F. polyctena, among other social insects, has developed strategies to maintain a stable interior nest temperature despite temperature fluctuations outside. Nest moisture, solar radiation, heat produced by the metabolic activities of workers, and microbial activity in the nest material all contribute to nest thermoregulation. A stable temperature is especially crucial to the rate of development of larvae and pupae in the nest. Additionally, it has been suggested that the particular construction of the F. polyctena nests allows them to have excellent heat capacity, despite their low density and low heat capacity materials. Essentially, the outer layer of nests consists of pine needles, sap and buds, that absorbs a large amount of solar radiation. The inner core of the nest consists of mostly twigs that act like a thermal "sponge" into which external heat is funneled.

===Dry nests===
Nest moisture, solar radiation, heat produced by the metabolic activities of workers, and microbial activity in the nest material all contribute to nest thermoregulation. Dry, exposed F. polyctena nests have higher temperatures during the evening, but lose heat slowly throughout the night. This fluctuation is due to the solar radiation absorbed by the nest and workers during the day. When the workers return in the evening, they have high body temperatures from foraging in the sun that warm the interior of the nest. Dry nests have low external surface temperatures during the night, indicating that the physical nest material effectively retains most of the heat gained during the day. Additionally, because these workers metabolize, they release heat from this process and counteract the heat loss from the nest during the night.

===Moist nests===
Moist, shaded nests display a different daily temperature pattern than dry nests due to the different conditions. In the evenings, the nest temperature drops and then increases as the night progresses. Solar radiation does not contribute a lot of heat to the nest. Also, the nest material is not an effective insulator like the dry nest material. Moist nests have high external surface temperatures during the night. Instead, they rely on another curious mechanism to warm the nest: microbial activity within the moist nest material. As the workers inside the nest during the evening raise the temperature of the surroundings, microbial activity increases which heats the nest. Indeed, microbial activity is much higher in nest material than in the surrounding forest floor. Microbial activity is not seen in dry nests because the microbes require water. However, despite this adaptation, moist nests on average have lower internal temperatures than dry nests.
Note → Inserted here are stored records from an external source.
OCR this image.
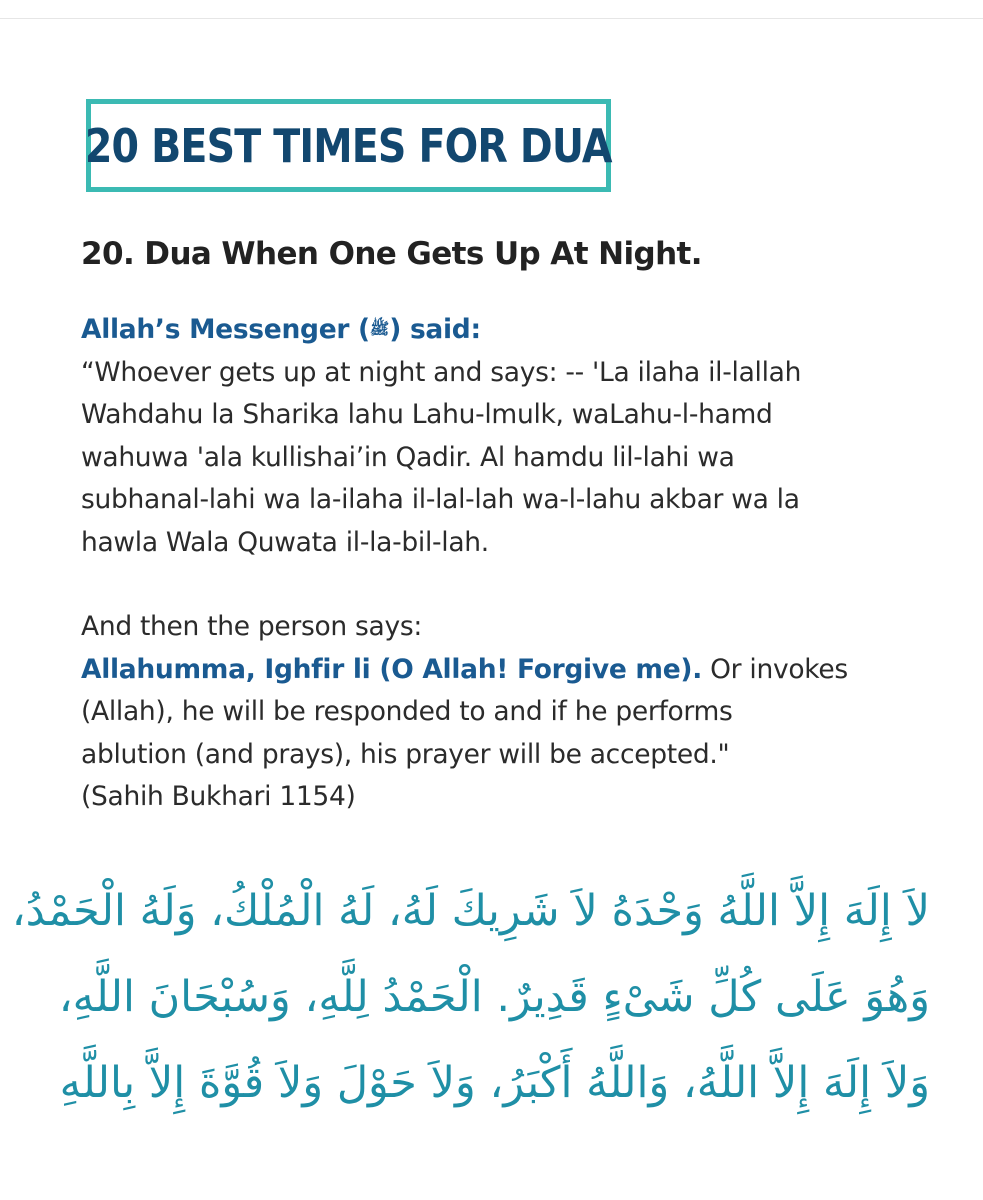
20 BEST TIMES FOR DUA
20. Dua When One Gets Up At Night.
Allah’s Messenger (ﷺ) said:
“Whoever gets up at night and says: -- 'La ilaha il-lallah
Wahdahu la Sharika lahu Lahu-lmulk, waLahu-l-hamd
wahuwa 'ala kullishai’in Qadir. Al hamdu lil-lahi wa
subhanal-lahi wa la-ilaha il-lal-lah wa-l-lahu akbar wa la
hawla Wala Quwata il-la-bil-lah.
And then the person says:
Allahumma, Ighfir li (O Allah! Forgive me). Or invokes
(Allah), he will be responded to and if he performs
ablution (and prays), his prayer will be accepted."
(Sahih Bukhari 1154)
لاَ إِلَهَ إِلاَّ اللَّهُ وَحْدَهُ لاَ شَرِيكَ لَهُ، لَهُ الْمُلْكُ، وَلَهُ الْحَمْدُ،
وَهُوَ عَلَى كُلِّ شَىْءٍ قَدِيرٌ. الْحَمْدُ لِلَّهِ، وَسُبْحَانَ اللَّهِ،
وَلاَ إِلَهَ إِلاَّ اللَّهُ، وَاللَّهُ أَكْبَرُ، وَلاَ حَوْلَ وَلاَ قُوَّةَ إِلاَّ بِاللَّهِ
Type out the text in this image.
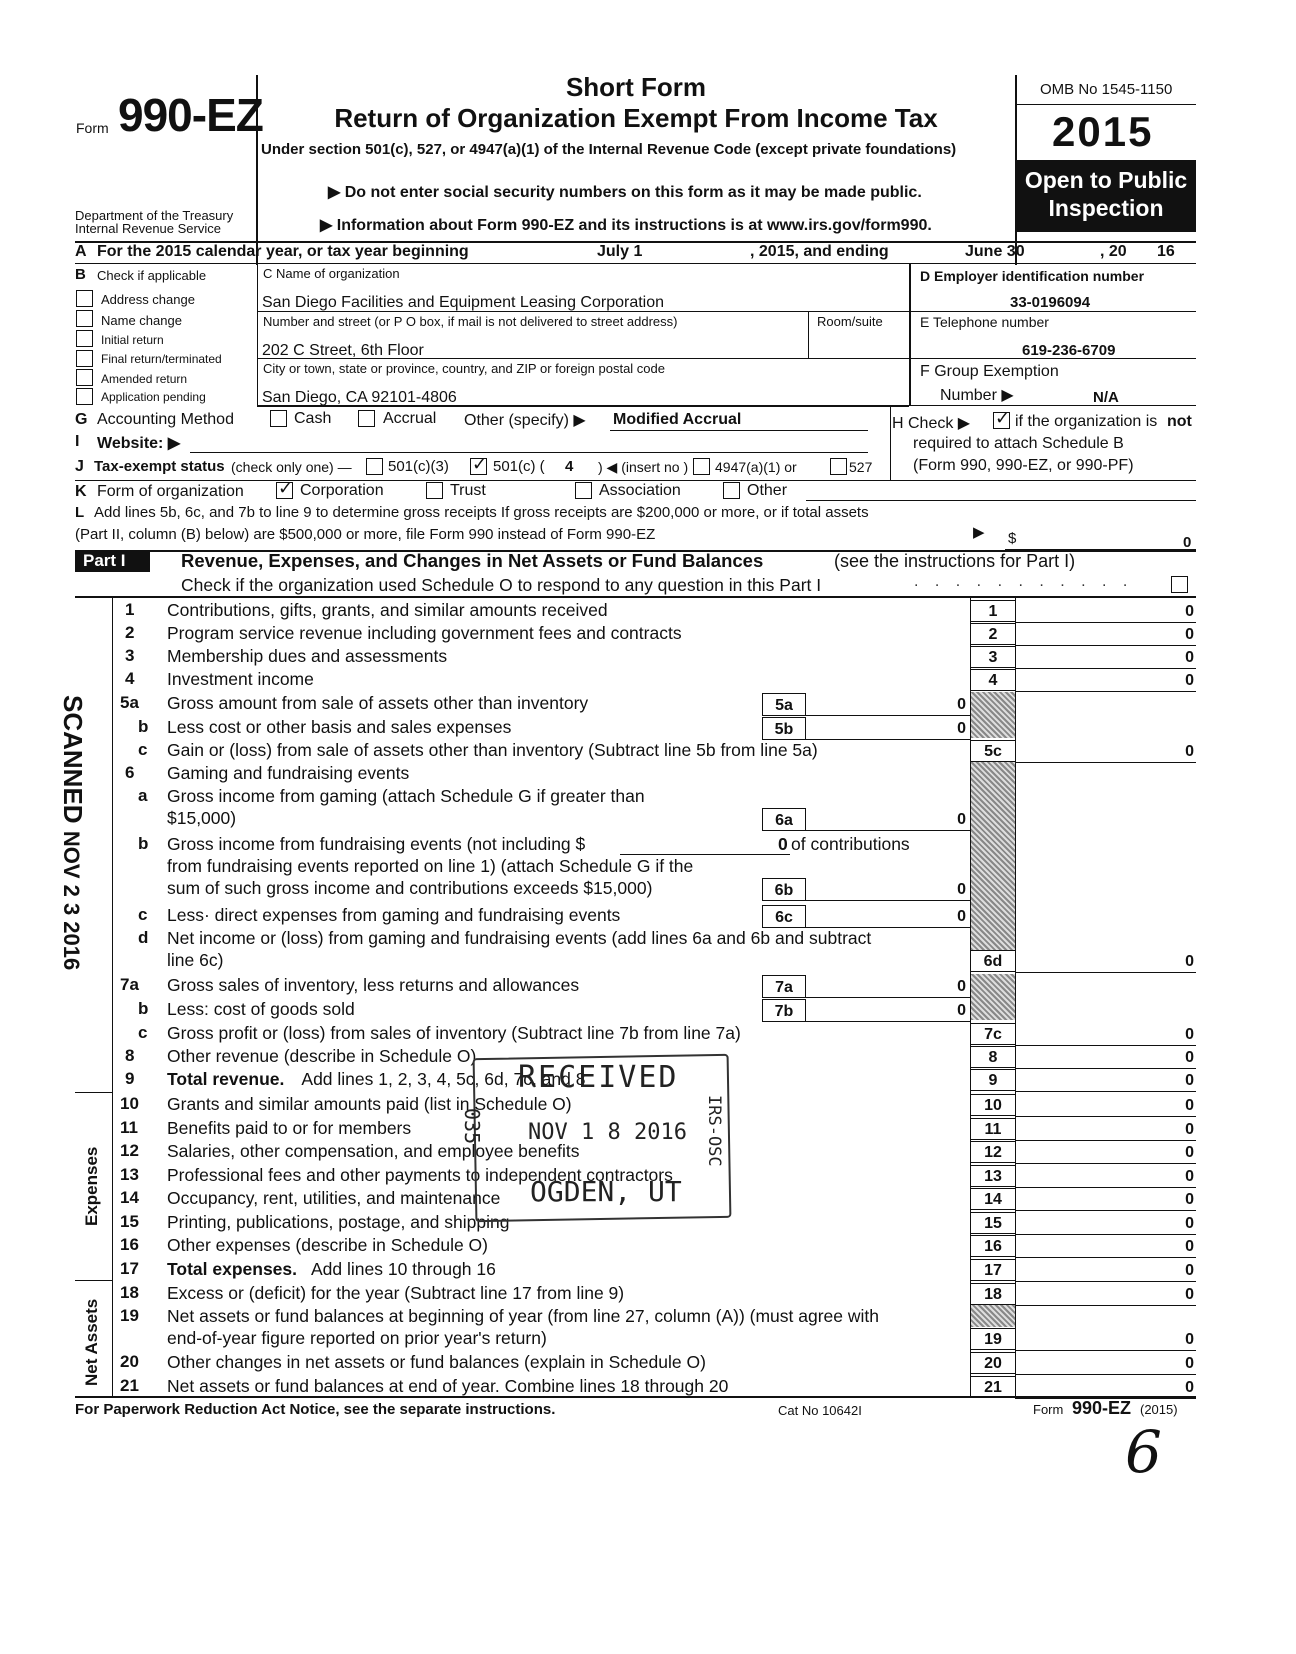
Form 990-EZ
Department of the Treasury
Internal Revenue Service
Short Form
Return of Organization Exempt From Income Tax
Under section 501(c), 527, or 4947(a)(1) of the Internal Revenue Code (except private foundations)
▶ Do not enter social security numbers on this form as it may be made public.
▶ Information about Form 990-EZ and its instructions is at www.irs.gov/form990.
OMB No 1545-1150
2015
Open to Public
Inspection
A For the 2015 calendar year, or tax year beginning	July 1	, 2015, and ending	June 30	, 20 16
B Check if applicable
Address change
Name change
Initial return
Final return/terminated
Amended return
Application pending
C Name of organization
San Diego Facilities and Equipment Leasing Corporation
Number and street (or P O box, if mail is not delivered to street address)	Room/suite
202 C Street, 6th Floor
City or town, state or province, country, and ZIP or foreign postal code
San Diego, CA 92101-4806
D Employer identification number
33-0196094
E Telephone number
619-236-6709
F Group Exemption
Number ▶	N/A
G Accounting Method	Cash	Accrual Other (specify) ▶ Modified Accrual
I Website: ▶
J Tax-exempt status (check only one) — 501(c)(3) ✓	501(c) ( 4 ) ◀ (insert no ) 4947(a)(1) or	527
H Check ▶ ✓	if the organization is not
required to attach Schedule B
(Form 990, 990-EZ, or 990-PF)
K Form of organization ✓	Corporation	Trust	Association	Other
L Add lines 5b, 6c, and 7b to line 9 to determine gross receipts If gross receipts are $200,000 or more, or if total assets
(Part II, column (B) below) are $500,000 or more, file Form 990 instead of Form 990-EZ	▶ $	0
Part I	Revenue, Expenses, and Changes in Net Assets or Fund Balances	(see the instructions for Part I)
Check if the organization used Schedule O to respond to any question in this Part I	. . . . . . . . . . .
1 Contributions, gifts, grants, and similar amounts received	1	0
2 Program service revenue including government fees and contracts	2	0
3 Membership dues and assessments	3	0
4 Investment income	4	0
5a Gross amount from sale of assets other than inventory	5a	0
b Less cost or other basis and sales expenses	5b	0
c Gain or (loss) from sale of assets other than inventory (Subtract line 5b from line 5a)	5c	0
6 Gaming and fundraising events
a Gross income from gaming (attach Schedule G if greater than
$15,000)	6a	0
b Gross income from fundraising events (not including $	0 of contributions
from fundraising events reported on line 1) (attach Schedule G if the
sum of such gross income and contributions exceeds $15,000)	6b	0
c Less· direct expenses from gaming and fundraising events	6c	0
d Net income or (loss) from gaming and fundraising events (add lines 6a and 6b and subtract
line 6c)	6d	0
7a Gross sales of inventory, less returns and allowances	7a	0
b Less: cost of goods sold	7b	0
c Gross profit or (loss) from sales of inventory (Subtract line 7b from line 7a)	7c	0
8 Other revenue (describe in Schedule O)	8	0
9 Total revenue. Add lines 1, 2, 3, 4, 5c, 6d, 7c, and 8	9	0
10 Grants and similar amounts paid (list in Schedule O)	10	0
11 Benefits paid to or for members	11	0
12 Salaries, other compensation, and employee benefits	12	0
13 Professional fees and other payments to independent contractors	13	0
14 Occupancy, rent, utilities, and maintenance	14	0
15 Printing, publications, postage, and shipping	15	0
16 Other expenses (describe in Schedule O)	16	0
17 Total expenses. Add lines 10 through 16	17	0
18 Excess or (deficit) for the year (Subtract line 17 from line 9)	18	0
19 Net assets or fund balances at beginning of year (from line 27, column (A)) (must agree with
end-of-year figure reported on prior year's return)	19	0
20 Other changes in net assets or fund balances (explain in Schedule O)	20	0
21 Net assets or fund balances at end of year. Combine lines 18 through 20	21	0
Expenses
Net Assets
SCANNED NOV 2 3 2016
RECEIVED
NOV 1 8 2016
035	IRS-OSC
OGDEN, UT
For Paperwork Reduction Act Notice, see the separate instructions.	Cat No 10642I	Form 990-EZ (2015)
6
===Seasonal fluctuation===
Formica polyctena nest temperature fluctuates seasonally as well. In the spring, there is a dramatic increase in heat production of the nest material, and then a more gradual decrease in the fall. This corresponds with the activity of the ants throughout the year. It is possible that the ants' building activities aerate and provide optimum nutritional conditions for microbial activity, increasing the heat production of the nest well beyond what the ants themselves produce.